The idea is then, when a record is to be encrypted and would lead to a final block with too much random padding and too few non-ignored bytes, to split the data into two records, whose individual lengths will induce last blocks with sufficiently few ignored padding bytes.
This "fix" is discussed there (see in particular comment 13). Attacker's success drops from 1/256 to 1/281474976710656. However, this only applies to Poodle as it was described; and it is known that record splitting, though "legal" from the standard point of view, may break old, buggy, legacy implementations.
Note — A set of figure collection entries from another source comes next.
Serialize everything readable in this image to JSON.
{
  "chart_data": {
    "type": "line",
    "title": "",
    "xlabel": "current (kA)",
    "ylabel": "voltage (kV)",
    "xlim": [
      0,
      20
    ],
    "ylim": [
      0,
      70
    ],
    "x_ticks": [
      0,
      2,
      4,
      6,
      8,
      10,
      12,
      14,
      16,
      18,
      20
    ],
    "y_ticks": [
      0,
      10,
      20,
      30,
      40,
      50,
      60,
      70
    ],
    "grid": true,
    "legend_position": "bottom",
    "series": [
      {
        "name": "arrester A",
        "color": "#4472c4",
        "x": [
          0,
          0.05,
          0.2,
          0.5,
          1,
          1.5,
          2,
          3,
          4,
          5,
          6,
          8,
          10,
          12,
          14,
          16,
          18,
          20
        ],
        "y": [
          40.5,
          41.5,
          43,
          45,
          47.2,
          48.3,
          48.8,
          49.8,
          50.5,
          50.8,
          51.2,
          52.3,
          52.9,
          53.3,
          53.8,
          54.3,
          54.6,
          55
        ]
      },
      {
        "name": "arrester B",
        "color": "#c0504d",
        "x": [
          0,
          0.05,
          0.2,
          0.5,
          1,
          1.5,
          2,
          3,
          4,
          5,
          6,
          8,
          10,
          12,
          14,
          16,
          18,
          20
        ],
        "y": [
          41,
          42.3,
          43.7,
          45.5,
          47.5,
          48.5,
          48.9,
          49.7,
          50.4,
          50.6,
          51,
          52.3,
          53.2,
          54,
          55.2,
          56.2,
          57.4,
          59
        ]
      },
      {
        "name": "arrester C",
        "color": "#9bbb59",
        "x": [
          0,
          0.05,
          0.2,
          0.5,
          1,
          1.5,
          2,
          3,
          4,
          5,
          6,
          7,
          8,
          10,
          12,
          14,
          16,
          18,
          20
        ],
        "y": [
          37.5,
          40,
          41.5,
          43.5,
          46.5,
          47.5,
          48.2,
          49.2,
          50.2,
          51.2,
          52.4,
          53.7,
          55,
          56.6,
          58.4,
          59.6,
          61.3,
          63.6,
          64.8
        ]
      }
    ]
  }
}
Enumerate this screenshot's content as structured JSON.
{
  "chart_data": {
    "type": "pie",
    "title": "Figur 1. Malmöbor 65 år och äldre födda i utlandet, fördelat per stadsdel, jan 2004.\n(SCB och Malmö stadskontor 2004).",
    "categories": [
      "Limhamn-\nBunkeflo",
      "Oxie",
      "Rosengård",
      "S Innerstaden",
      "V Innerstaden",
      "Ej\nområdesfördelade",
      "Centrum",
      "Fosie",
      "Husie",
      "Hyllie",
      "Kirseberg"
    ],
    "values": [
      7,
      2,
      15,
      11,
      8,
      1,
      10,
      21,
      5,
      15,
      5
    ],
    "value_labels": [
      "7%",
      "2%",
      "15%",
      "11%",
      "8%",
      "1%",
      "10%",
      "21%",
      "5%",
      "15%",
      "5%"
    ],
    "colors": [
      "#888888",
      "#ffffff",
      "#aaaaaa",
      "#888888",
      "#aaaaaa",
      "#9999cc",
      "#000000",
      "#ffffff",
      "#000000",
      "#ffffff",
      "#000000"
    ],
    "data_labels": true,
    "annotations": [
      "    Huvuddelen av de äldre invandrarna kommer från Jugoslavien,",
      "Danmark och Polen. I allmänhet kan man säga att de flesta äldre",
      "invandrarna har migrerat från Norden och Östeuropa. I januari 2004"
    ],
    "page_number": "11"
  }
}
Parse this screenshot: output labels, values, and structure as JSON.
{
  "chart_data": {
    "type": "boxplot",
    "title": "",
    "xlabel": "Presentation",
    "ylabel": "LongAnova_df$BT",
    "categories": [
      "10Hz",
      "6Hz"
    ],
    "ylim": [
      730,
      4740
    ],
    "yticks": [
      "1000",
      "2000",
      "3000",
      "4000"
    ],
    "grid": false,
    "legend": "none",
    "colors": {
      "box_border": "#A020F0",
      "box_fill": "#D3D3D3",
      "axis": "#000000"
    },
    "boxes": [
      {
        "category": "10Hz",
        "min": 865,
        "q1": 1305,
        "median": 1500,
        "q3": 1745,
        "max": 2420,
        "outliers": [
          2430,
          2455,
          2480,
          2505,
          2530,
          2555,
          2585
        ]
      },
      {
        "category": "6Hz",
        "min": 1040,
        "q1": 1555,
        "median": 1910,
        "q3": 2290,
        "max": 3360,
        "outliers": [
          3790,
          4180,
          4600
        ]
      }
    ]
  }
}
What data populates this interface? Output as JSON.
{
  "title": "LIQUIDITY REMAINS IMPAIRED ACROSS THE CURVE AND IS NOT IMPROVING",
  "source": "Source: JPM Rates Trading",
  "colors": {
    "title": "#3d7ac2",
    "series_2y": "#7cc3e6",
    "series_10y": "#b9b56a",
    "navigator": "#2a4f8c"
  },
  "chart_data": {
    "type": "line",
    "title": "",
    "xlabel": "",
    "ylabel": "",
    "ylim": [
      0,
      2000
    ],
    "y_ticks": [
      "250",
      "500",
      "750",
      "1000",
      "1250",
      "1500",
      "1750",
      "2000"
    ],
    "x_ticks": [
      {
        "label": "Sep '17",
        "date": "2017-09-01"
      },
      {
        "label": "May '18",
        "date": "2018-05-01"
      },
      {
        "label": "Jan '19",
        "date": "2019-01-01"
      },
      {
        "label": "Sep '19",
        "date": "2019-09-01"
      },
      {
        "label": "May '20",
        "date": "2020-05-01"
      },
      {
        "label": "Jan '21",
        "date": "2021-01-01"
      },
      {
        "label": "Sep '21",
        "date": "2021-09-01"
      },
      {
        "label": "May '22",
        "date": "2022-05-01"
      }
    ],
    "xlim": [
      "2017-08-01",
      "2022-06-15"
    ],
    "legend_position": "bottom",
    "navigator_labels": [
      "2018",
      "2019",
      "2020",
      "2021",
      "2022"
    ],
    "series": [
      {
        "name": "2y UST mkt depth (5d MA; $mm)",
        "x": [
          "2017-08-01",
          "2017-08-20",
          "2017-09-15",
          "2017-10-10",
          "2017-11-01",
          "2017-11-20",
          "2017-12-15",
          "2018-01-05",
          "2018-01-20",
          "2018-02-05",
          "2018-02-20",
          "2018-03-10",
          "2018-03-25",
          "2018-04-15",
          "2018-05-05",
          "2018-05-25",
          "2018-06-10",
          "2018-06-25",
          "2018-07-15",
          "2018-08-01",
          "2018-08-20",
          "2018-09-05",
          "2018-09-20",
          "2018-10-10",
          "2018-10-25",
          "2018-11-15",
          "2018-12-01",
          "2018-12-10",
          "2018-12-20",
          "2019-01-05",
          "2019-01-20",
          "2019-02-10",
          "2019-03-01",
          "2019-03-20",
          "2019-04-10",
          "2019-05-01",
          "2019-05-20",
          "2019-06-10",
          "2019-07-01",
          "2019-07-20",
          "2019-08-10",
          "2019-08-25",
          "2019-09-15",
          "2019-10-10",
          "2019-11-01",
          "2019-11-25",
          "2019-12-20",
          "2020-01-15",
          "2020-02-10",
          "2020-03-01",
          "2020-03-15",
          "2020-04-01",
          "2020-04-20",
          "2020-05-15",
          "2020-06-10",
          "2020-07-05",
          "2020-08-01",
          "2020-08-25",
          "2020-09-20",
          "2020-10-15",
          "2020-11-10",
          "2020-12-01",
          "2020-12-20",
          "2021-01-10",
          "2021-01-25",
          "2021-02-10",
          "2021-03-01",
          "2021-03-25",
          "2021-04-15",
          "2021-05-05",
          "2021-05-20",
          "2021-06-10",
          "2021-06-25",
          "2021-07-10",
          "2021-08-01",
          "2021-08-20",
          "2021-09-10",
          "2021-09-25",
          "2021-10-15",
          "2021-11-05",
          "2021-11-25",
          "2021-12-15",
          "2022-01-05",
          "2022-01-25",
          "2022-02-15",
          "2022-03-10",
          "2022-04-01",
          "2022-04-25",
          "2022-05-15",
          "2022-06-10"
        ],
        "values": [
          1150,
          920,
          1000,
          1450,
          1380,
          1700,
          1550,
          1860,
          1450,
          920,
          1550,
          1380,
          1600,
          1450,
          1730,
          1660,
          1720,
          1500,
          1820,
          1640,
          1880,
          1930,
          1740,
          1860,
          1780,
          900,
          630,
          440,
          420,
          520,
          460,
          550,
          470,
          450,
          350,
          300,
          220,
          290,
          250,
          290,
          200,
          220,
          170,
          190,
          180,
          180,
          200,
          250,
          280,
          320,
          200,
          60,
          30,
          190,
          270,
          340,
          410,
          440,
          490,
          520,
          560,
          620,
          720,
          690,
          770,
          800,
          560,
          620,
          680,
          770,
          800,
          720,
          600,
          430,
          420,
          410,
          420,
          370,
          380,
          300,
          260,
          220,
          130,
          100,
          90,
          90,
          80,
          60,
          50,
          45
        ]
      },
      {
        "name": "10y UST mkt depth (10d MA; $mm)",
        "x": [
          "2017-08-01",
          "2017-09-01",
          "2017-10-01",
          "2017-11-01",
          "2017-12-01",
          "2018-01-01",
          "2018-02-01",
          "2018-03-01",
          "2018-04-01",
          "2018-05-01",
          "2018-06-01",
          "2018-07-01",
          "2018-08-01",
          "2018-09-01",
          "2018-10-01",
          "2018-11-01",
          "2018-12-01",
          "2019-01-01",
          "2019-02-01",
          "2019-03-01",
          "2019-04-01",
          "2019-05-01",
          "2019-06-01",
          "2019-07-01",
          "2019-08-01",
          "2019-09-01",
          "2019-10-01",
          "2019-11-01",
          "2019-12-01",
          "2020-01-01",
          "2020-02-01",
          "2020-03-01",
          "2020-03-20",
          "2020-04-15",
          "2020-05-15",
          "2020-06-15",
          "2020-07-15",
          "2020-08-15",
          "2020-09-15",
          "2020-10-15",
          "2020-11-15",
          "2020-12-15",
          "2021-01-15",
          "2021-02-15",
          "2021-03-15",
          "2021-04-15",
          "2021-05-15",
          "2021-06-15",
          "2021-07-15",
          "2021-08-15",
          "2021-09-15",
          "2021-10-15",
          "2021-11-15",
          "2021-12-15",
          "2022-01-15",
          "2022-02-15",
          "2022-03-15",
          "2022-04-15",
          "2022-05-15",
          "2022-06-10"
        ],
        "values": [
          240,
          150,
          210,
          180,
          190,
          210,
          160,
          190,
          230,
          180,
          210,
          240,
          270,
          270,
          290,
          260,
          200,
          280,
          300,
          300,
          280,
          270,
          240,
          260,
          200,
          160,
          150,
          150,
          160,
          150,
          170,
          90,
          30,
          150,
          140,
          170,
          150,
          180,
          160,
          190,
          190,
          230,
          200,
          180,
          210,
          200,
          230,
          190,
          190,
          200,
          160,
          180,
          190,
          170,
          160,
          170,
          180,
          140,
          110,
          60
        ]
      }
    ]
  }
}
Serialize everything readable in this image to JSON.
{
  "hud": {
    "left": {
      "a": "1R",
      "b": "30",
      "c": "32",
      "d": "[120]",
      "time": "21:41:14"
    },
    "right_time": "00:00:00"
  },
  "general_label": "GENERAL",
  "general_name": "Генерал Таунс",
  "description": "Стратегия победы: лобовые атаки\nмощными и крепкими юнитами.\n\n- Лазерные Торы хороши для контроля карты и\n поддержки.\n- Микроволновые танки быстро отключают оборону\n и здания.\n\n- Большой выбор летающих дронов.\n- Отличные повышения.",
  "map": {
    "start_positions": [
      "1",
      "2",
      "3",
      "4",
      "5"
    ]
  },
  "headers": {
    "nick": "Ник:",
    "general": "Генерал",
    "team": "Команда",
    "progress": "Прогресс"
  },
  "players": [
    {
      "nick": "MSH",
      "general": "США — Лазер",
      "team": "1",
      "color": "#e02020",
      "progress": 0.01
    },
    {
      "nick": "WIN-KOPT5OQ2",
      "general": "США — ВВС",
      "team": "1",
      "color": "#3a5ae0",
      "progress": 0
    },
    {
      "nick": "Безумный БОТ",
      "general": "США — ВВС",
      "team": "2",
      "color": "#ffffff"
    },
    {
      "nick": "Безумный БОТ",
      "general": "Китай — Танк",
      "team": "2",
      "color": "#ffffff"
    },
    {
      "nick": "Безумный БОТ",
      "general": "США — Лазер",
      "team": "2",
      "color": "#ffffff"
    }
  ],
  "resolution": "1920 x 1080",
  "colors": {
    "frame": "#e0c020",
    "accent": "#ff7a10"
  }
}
TLS_FALLBACK_SCSV dos not fix SSL 3.0; it fixes protocol downgrade attacks. It ensures that if the client and server both know TLS 1.0+, then they won't be forced to use SSL 3.0. However, if the client or the server knows only SSL 3.0, then the communication will use SSL 3.0, and Poodle attacks may apply. This is unavoidable: if the server knows only SSL 3.0, then the choice is between using a Poodle-vulnerable protocol, or not communicating at all.
A number of people have expressed that they would prefer the latter. Rather than tolerating SSL 3.0 with either TLS_FALLBACK_SCSV or some record splitting, just let it die. It will have to happen at some point; the general concern triggered by a vulnerability may be a good occasion for that.